18.09.2014 18:19

UNO-Forscher

Weltbevölkerung steigt von 7,2 auf 12,3 Milliarden

Die Bevölkerung wächst und wächst, die Prognosen werden immer drastischer. Ein Team um einen UNO-Forscher hat nun nachgelegt. Besonders alarmierend sind die Zahlen für Afrika.

von
fee
Es wird voll auf der Erde.

Es wird voll auf der Erde.

Heute leben 7,2 Milliarden Menschen auf der Erde. Ende des Jahrhunderts werden es mit hoher Wahrscheinlichkeit bis zu 12,3 Milliarden sein. Das berichten Forscher um Patrick Gerland von den Vereinten Nationen (UN) in New York im Fachjournal «Science» nach der statistischen Auswertung von UN-Zahlen aus dem Jahr 2012.

Die Wissenschaftler unterzogen UNO-Zahlen aus dem Jahr 2012 neueren Methoden der Wahrscheinlichkeitsrechnung. Zudem bezogen sie jüngere Daten zu Aids im südlichen Afrika ein. Auf diese Weise werde die Prognose genauer, schreiben die Forscher. Sie haben berechnet, dass im Jahr 2100 mit 95-prozentiger Wahrscheinlichkeit mindestens neun Milliarden Menschen auf der Erde leben.

Die Wissenschaftler gehen davon aus, dass in Asien bereits zur Mitte des Jahrhunderts ein Höchststand erreicht sein wird. In Afrika soll sich die Bevölkerungszahl allerdings von heute rund einer Milliarde bis 2100 mehr als vervierfachen.

Viermal so viele Afrikaner

Den Hauptgrund sehen die Forscher in der hohen Geburtenrate. Sie sei zwar bereits auf 4,6 Kinder pro Frau gesunken. Auf anderen Kontinenten ist der Rückgang aber schneller gewesen, wie die Wissenschaftler schreiben.

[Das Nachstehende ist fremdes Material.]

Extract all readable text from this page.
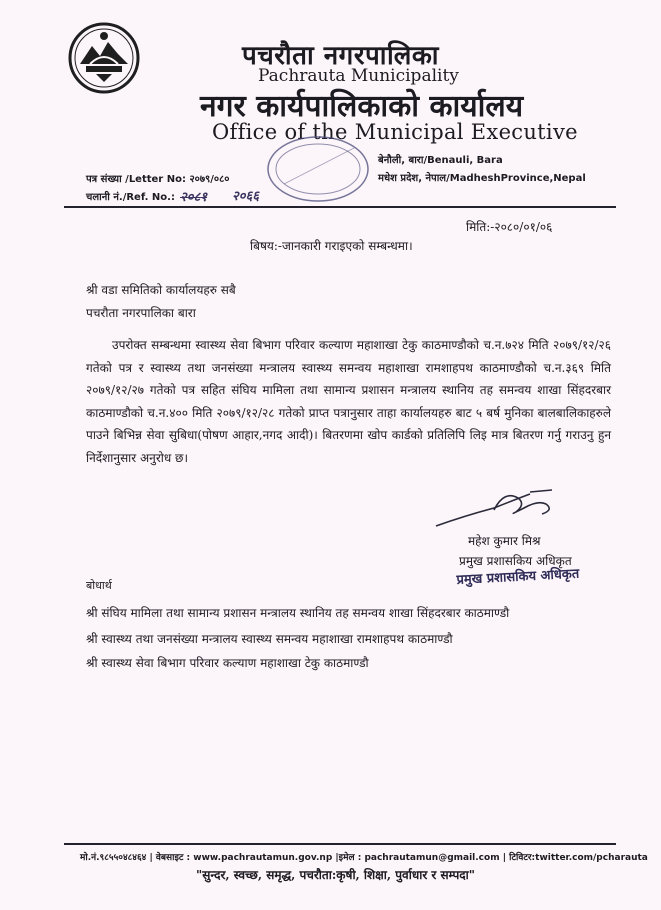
पचरौता नगरपालिका
Pachrauta Municipality
नगर कार्यपालिकाको कार्यालय
Office of the Municipal Executive
पत्र संख्या /Letter No: २०७९/०८०
चलानी नं./Ref. No.: २०८१ २०६६
बेनौली, बारा/Benauli, Bara
मधेश प्रदेश, नेपाल/MadheshProvince,Nepal
मिति:-२०८०/०१/०६
बिषय:-जानकारी गराइएको सम्बन्धमा।
श्री वडा समितिको कार्यालयहरु सबै
पचरौता नगरपालिका बारा
उपरोक्त सम्बन्धमा स्वास्थ्य सेवा बिभाग परिवार कल्याण महाशाखा टेकु काठमाण्डौको च.न.७२४ मिति २०७९/१२/२६ गतेको पत्र र स्वास्थ्य तथा जनसंख्या मन्त्रालय स्वास्थ्य समन्वय महाशाखा रामशाहपथ काठमाण्डौको च.न.३६९ मिति २०७९/१२/२७ गतेको पत्र सहित संघिय मामिला तथा सामान्य प्रशासन मन्त्रालय स्थानिय तह समन्वय शाखा सिंहदरबार काठमाण्डौको च.न.४०० मिति २०७९/१२/२८ गतेको प्राप्त पत्रानुसार ताहा कार्यालयहरु बाट ५ बर्ष मुनिका बालबालिकाहरुले पाउने बिभिन्न सेवा सुबिधा(पोषण आहार,नगद आदी)। बितरणमा खोप कार्डको प्रतिलिपि लिइ मात्र बितरण गर्नु गराउनु हुन निर्देशानुसार अनुरोध छ।
महेश कुमार मिश्र
प्रमुख प्रशासकिय अधिकृत
प्रमुख प्रशासकिय अधिकृत
बोधार्थ
श्री संघिय मामिला तथा सामान्य प्रशासन मन्त्रालय स्थानिय तह समन्वय शाखा सिंहदरबार काठमाण्डौ
श्री स्वास्थ्य तथा जनसंख्या मन्त्रालय स्वास्थ्य समन्वय महाशाखा रामशाहपथ काठमाण्डौ
श्री स्वास्थ्य सेवा बिभाग परिवार कल्याण महाशाखा टेकु काठमाण्डौ
मो.नं.९८५५०४८४६४ | वेबसाइट : www.pachrautamun.gov.np |इमेल : pachrautamun@gmail.com | टिविटर:twitter.com/pcharauta
"सुन्दर, स्वच्छ, समृद्ध, पचरौता:कृषी, शिक्षा, पुर्वाधार र सम्पदा"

Deshalb seien mehr Bildung für Frauen und mehr Verhütungsmittel nötig.

Das Verhältnis von Beschäftigten zu Rentnern verschiebt sich laut Gerland und seinen Kollegen in vielen Ländern in Richtung der Alten. Demnach finanzieren in Deutschland derzeit 2,9 Beschäftigte einen Rentner - 2100 werden es nur noch 1,4 sein.

Noch stärkere Rückgänge erwarten die Statistiker für die USA (von 4,6 auf 1,9), China (von 7,8 auf 1,8), Brasilien (von 8,6 auf 1,5) und Indien (von 10,9 auf 2,3). In Nigeria soll die Quote von heute 15,8 auf 5,4 sinken.

Umwelt und Jobs gefährdet

Ihre Ergebnisse legen den Forschern zufolge einige wichtige Konsequenzen für die Politik nahe. «Schnelles Bevölkerungswachstum in Ländern mit hoher Geburtenrate kann eine Reihe von Herausforderungen mit sich bringen», schreiben sie.

So sei die Umwelt gefährdet, die wirtschaftlichen Bedingungen für die arbeitende Bevölkerung könnten schlechter werden und eine hohe Sterblichkeit von Müttern und Kindern sei wahrscheinlicher. Daneben bestehe die Gefahr aufkommender Unruhen und steigender Kriminalität.